Bloomberg Opinion columnist David Fickling noted Wednesday that while China makes all sorts of grandiose promises about reaching “net zero” carbon emissions by 2060, it was the only major economic power in the world that increased pollution in 2020.
That analysis came from a report by the International Energy Agency (IEA) released Tuesday, which found energy demand and “global energy-related CO2 emissions” went down across the world due to the coronavirus pandemic, “the largest annual percentage decline since World War II.”
“Demand for fossil fuels was hardest hit in 2020 — especially oil, which plunged 8.6%, and coal, which dropped by 4%. Oil’s annual decline was its largest ever, accounting for more than half of the drop in global emissions,” the IEA reported.
The exception was China, which significantly increased its annual CO2 emissions, by more than most other industrialized nations reduced them. China’s emissions surged by 7 percent in December 2020 after it became “the first major economy to emerge from the pandemic and lift restrictions.” Chinese emissions ran above 2019 levels from April onward, by an average of five percent each month. The IEA noted China is indisputably “the world’s largest CO2 emitter.”
Fickling described this as a “grim mark” on China’s record as it prepares to release its next five-year economic plan:
If it lives up to Xi’s promise to cap emissions in the coming decade and push them down rapidly thereafter, the world will have started turning the corner on two centuries of carbon emissions, as we’ve argued. If it falls short, our prospects of avoiding the ravages of climate change will dwindle drastically.
The texts of Five Year Plans tend to be a mixture of Communist Party jargon, airy pabulum, and a few solid material targets. It’s the latter that will determine whether this year’s is worth more than the paper it’s written on.
Fickling laid out a grandiose vision for China becoming massively reliant upon expensive and unreliable green energy sources that bears no resemblance whatsoever to what China is actually doing, which is building gigantic amounts of reliable, affordable, and carbon-spewing coal-fired electrical capacity.
The Chinese built three times as much coal capacity as the rest of the world combined in 2020. They build plants that will probably never repay the cost of construction, plants that generate more capacity that it seems Chinese industry could possibly use unless one assumes everything the Chinese Communist Party (CCP) says to gullible environmentalists about carbon neutrality is just a ruse to make Western economies cripple themselves — and trick them into buying more of the green power equipment China manufactures — while Beijing plans a future of explosive industrial growth and ravenous energy consumption for itself.
Forbes on Tuesday quoted analysts certain China will make that big lunge for carbon neutrality any day now, fairly quivering with excitement over news that the vast Communist bureaucracy plans to start making power plant administrators report how much carbon their operations are emitting:
The country’s long-awaited national emissions trading scheme officially launched on February 1, covering some 2,225 coal and gas power plants and other facilities across the country. Although initially the scheme is designed to do little more than encourage some number crunching, including accurate gathering and reporting of emissions data, the Ministry of Environment and Ecology, its administrator, will eventually begin tightly restricting the total emissions that China’s vast fleet of power plants is allowed to release, effectively firing up the engine of the biggest environmental scheme of its kind in the world.

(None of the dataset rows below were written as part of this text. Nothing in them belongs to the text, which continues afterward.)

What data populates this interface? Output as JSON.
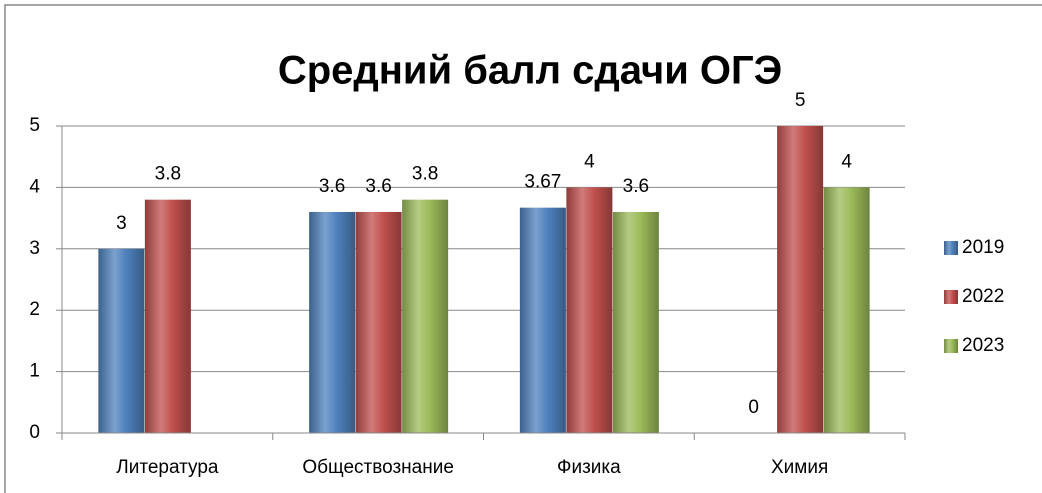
{
  "chart_data": {
    "type": "bar",
    "title": "Средний балл сдачи ОГЭ",
    "categories": [
      "Литература",
      "Обществознание",
      "Физика",
      "Химия"
    ],
    "series": [
      {
        "name": "2019",
        "color": "#4f81bd",
        "values": [
          3,
          3.6,
          3.67,
          0
        ]
      },
      {
        "name": "2022",
        "color": "#c0504d",
        "values": [
          3.8,
          3.6,
          4,
          5
        ]
      },
      {
        "name": "2023",
        "color": "#9bbb59",
        "values": [
          null,
          3.8,
          3.6,
          4
        ]
      }
    ],
    "ylim": [
      0,
      5
    ],
    "yticks": [
      0,
      1,
      2,
      3,
      4,
      5
    ],
    "grid": true,
    "legend": "right"
  }
}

“China’s nation-wide rollout of the emissions trading scheme is a giant step,” said Prakash Sharma, an analyst at consultancy Wood Mackenzie. “Nothing of this scale has been tried or implemented in the world before.”
Lauri Myllyvirta, lead analyst at the Centre for Research on Energy and Clean Air, a research outfit, agreed: “As a bureaucratic or a regulatory undertaking, this is incredibly ambitious.”
Forbes then let some of the greenhouse gas out of this fanciful environmentalist balloon by noting China’s carbon tracking scheme is “far smaller in scope than initially envisioned when it was first mooted in 2015” and “may not be fully up and running for as many as three to five years,” which would give the Chinese enough time to complete “hundreds of new coal power generation units.”
Furthermore, based on the past behavior of Chinese bureaucrats, there is little reason to believe emissions would be reported honestly, or that Beijing would do anything meaningful with the data. The emissions tracking initiative does not pretend to limit emissions — its only clear goals for the moment involve getting power plant administrators to fill out the reporting paperwork, with only wrist-slap fines for those who refuse. The clear primary objective for Chinese officials, supported by all of the Communist bureaucracy’s serious penalties and incentives, is increasing economic growth.
And yet, the environmentalists Forbes and Bloomberg quoted remained unshakably convinced Beijing is ultra-serious about achieving carbon neutrality, even as the economy-destroying drastic actions China would have to take to meet those goals grow more fanciful.
“For all the unknowns about the scheme, though, one thing is clear, most analysts emphasize: China’s seriousness about achieving its 2060 net-zero carbon emissions target. And while the precise path to get there yet hasn’t been laid down, the policy architecture is gradually being lowered into place,” Forbes concluded wistfully.